Out of the three approaches to data extracting, processing and analysis, there is no one-size-fits-all approach. A number of factors such as data storage approach, programming language architecture and expected results should be given due consideration before making the choice. In the following section we compare Pig, Hive and SQL – two at a time – to understand when to use what.
Pig vs SQL
The DBMS systems that SQL operates on, are considered to be faster than MapReduce (operated on by Pig through the PigLatin platform). However, it is the loading of data that is more challenging in case of RDBMS, making the set up difficult. PigLatin offers a number of advantages in terms of declaring execution plans, ETL routines and pipeline modification.

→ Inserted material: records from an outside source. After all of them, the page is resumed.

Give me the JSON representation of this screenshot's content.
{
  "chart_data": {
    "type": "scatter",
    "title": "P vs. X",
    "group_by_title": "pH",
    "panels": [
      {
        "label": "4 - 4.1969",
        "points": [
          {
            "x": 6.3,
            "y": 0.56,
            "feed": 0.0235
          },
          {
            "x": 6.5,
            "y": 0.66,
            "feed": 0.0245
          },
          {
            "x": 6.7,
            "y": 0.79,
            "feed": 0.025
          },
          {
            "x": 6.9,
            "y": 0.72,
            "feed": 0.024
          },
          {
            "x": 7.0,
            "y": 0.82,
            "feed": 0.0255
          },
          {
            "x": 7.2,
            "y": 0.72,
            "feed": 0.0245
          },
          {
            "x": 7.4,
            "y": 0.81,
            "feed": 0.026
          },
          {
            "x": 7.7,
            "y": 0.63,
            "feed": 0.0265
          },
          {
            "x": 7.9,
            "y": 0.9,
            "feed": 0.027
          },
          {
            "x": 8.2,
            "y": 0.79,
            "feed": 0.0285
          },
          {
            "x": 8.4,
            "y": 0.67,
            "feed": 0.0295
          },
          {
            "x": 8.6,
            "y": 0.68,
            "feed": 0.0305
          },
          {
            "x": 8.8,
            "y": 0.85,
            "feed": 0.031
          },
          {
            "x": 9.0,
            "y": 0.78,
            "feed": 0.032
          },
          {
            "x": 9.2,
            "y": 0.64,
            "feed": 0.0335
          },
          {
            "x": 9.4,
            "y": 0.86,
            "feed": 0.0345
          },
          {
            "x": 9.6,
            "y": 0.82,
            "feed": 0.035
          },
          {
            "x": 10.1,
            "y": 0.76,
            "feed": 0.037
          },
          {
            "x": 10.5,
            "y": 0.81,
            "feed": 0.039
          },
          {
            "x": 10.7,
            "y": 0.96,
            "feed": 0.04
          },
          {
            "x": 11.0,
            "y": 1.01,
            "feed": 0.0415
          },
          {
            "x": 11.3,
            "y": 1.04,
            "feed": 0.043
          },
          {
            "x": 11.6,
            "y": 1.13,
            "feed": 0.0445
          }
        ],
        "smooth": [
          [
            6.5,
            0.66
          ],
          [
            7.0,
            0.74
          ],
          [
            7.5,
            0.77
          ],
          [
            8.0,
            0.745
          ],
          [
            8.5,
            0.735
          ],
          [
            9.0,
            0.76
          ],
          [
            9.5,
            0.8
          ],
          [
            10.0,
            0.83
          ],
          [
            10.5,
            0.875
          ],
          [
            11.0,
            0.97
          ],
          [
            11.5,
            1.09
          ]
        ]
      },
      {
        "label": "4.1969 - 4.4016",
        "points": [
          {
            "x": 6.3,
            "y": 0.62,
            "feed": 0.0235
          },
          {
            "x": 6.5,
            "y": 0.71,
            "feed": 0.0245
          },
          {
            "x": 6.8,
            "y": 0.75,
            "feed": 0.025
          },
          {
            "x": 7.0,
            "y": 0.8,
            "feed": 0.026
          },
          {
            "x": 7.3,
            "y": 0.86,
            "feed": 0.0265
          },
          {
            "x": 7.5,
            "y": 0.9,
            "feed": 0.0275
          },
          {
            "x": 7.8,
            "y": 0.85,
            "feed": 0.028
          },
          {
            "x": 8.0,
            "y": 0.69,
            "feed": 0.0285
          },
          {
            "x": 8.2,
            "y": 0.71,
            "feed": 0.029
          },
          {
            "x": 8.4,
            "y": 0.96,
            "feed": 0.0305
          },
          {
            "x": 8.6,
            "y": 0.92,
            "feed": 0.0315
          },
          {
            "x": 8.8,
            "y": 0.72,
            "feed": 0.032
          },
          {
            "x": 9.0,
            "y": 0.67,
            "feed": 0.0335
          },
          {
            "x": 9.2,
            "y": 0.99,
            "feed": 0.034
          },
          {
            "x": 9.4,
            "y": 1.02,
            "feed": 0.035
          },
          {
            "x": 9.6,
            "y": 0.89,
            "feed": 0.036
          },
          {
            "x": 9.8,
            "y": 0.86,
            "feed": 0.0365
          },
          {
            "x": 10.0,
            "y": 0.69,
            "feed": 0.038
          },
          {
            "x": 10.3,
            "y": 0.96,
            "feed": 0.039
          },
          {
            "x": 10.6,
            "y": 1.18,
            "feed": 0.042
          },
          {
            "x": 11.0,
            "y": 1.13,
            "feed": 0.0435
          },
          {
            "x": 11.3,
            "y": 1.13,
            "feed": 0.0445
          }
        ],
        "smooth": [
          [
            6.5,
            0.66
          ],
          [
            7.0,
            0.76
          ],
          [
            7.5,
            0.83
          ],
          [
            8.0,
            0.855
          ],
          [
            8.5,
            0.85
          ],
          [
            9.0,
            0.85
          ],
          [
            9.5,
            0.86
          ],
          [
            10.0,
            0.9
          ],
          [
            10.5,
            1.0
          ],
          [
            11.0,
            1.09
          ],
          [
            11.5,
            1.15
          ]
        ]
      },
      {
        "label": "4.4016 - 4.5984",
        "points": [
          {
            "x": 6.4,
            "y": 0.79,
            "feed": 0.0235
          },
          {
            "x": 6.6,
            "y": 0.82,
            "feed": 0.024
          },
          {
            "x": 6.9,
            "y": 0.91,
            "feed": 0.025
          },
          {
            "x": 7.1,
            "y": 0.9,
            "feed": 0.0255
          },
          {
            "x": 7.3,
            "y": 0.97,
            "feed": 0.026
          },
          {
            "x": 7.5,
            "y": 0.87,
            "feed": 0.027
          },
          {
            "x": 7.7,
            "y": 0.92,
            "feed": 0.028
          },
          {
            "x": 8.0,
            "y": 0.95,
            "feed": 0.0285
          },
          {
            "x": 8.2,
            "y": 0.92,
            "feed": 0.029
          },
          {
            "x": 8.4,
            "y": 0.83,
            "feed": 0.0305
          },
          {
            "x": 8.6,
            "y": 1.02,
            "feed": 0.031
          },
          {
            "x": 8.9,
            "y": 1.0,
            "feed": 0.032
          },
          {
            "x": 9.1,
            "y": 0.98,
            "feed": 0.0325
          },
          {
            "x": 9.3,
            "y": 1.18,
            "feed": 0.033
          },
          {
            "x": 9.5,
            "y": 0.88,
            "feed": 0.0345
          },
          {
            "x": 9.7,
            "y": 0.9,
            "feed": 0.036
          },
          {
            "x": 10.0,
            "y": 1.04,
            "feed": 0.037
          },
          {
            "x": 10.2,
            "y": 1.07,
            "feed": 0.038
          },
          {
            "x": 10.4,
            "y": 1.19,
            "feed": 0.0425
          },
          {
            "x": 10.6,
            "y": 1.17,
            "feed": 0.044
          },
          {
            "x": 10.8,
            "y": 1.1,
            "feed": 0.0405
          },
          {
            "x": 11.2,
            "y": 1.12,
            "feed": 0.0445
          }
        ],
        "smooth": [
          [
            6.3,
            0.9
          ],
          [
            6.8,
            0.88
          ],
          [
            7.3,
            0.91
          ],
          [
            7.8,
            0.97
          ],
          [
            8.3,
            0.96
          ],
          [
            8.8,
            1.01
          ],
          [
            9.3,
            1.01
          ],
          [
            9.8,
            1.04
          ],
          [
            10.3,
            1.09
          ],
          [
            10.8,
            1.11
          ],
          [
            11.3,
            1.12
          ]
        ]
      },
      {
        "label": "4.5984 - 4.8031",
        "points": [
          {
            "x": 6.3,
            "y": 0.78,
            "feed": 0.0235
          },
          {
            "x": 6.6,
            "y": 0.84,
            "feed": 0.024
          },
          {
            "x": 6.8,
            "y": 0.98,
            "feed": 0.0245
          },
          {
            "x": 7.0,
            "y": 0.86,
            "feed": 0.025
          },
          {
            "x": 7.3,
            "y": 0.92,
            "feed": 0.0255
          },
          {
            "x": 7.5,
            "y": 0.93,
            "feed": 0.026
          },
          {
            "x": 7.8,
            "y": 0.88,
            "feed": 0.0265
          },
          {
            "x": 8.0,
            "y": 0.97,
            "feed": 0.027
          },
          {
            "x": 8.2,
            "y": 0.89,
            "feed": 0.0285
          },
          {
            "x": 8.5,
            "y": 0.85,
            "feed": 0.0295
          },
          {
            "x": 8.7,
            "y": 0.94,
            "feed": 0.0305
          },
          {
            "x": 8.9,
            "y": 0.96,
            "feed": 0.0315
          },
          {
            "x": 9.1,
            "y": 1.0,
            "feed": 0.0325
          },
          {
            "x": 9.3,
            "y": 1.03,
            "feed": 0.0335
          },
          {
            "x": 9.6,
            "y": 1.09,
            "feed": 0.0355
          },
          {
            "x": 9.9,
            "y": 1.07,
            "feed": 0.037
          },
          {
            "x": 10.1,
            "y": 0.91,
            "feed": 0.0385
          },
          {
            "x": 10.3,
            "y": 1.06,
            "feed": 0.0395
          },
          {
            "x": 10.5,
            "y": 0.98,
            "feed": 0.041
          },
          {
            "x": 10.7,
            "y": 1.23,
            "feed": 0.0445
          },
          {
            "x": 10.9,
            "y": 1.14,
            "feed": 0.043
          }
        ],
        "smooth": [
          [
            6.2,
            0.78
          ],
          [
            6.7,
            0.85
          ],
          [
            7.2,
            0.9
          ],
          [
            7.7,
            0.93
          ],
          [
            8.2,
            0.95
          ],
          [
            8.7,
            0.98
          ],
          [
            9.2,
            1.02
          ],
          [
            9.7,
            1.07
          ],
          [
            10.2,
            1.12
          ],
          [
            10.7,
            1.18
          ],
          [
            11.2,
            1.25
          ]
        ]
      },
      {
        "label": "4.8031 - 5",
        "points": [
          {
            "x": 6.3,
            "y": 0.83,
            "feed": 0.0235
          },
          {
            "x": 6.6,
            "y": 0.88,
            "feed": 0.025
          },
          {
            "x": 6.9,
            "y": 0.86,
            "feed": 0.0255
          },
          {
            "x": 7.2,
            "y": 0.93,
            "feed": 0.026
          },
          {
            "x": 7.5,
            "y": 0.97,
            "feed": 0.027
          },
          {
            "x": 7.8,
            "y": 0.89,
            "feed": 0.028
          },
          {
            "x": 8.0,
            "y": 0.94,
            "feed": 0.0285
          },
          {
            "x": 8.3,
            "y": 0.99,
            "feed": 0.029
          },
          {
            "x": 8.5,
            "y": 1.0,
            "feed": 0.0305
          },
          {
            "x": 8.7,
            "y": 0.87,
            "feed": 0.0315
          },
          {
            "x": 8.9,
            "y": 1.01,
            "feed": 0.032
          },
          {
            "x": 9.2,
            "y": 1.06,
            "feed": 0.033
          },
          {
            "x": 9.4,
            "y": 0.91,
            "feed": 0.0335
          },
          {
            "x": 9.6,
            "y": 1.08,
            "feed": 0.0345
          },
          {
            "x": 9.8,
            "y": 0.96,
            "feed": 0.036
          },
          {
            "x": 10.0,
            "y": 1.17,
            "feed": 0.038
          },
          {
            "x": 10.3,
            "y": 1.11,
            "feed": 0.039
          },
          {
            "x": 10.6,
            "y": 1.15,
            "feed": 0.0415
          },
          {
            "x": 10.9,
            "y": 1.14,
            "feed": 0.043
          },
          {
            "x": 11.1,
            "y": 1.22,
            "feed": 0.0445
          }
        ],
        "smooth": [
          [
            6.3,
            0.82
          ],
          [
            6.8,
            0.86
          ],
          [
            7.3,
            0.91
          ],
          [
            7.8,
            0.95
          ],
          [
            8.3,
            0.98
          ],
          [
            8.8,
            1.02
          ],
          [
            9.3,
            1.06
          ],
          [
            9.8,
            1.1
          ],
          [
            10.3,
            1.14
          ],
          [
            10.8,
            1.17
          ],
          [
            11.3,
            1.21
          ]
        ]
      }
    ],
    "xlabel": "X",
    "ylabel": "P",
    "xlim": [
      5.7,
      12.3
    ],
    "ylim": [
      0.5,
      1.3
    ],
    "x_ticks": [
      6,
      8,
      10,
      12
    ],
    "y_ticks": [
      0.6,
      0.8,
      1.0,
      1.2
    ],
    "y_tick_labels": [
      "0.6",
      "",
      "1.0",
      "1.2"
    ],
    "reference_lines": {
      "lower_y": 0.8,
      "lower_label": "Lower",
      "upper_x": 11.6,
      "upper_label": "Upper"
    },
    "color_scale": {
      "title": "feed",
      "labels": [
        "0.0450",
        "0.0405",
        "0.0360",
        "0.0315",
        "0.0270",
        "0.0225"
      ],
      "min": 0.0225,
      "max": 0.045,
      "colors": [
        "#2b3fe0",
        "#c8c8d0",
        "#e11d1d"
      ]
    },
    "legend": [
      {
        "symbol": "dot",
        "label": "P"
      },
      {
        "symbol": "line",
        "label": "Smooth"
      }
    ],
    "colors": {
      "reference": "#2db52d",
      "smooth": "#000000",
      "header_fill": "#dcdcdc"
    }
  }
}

SQL is declarative and PigLatin is procedural to a large extent. What we mean by this is in SQL, we largely specify “what” is to be accomplished and in Pig, we mention “how” a task is to be performed. A script written in Pig is essentially converted to a MapReduce job in the background before it is executed. A Pig script is shorter than the corresponding MapReduce job, which significantly cuts down development time.
Hive vs SQL
SQL is a general purpose database language that has extensively been used for both transactional and analytical queries. Hive, on the other hand, is built with an analytical focus. What this means is Hive lacks update and delete functions but is superfast in reading and processing huge volumes of data faster than SQL. Hence, even though Hive SQL is SQL-like, lack of support for modifying or deleting data is a major difference.
Despite the working differences, once you enter the Hive world from SQL, similarity in language ensures smooth transition but it is important to note the differences in constructs and syntax, else you’re in for frustrating times.
Now that we have an introduction to all the three data mining languages and their head to head comparisons, we close this article by analyzing different situations and listing the best fit option for each.
When is it best to use Apache Pig?
When you are looking to process clusters of unorganized, unstructured, decentralized data and don’t want to deviate too much from your solid SQL foundation, Pig is the option to go with. You no longer need to get into writing core MapReduce jobs. If you already have SQL background, the learning curve will be smooth and development time will be faster.
When is it best to use Apache Hive?
Big Data enterprises require fast analysis of data collected over a period of time. Hive is an excellent tool for analytical querying of historical data. It is to be noted that the data needs to be well organized, which would allow Hive to fully unleash its processing and analytical prowess. Querying real time data with Hive might not be the best idea, as it would be a time consuming job, defeating the original goal of fast processing (HBase is the answer for real time analytics, successfully utilized by Facebook).
When is it best to use SQL?
SQL is the oldest data analysis option among the three and its ability to update itself in line with growing user expectations make it relevant even today. While it is definitely a better option than excel (or any other open source spreadsheet application) for serious data analysts, it comes short when business demands fast paced processing and analysis. However, when the requirements are not too demanding, SQL is an excellent tool. Its familiarity and flexibility find favor with developers. Given that a large portion of developer community around the globe is familiar with SQL, its usage makes them productive from day one. It provides developers the facility to extend and optimize it, which make it highly customizable.
Now that it is evident that not all kinds of data require the same kind of querying tool, it will be easier to pick which one to use depending on the use cases.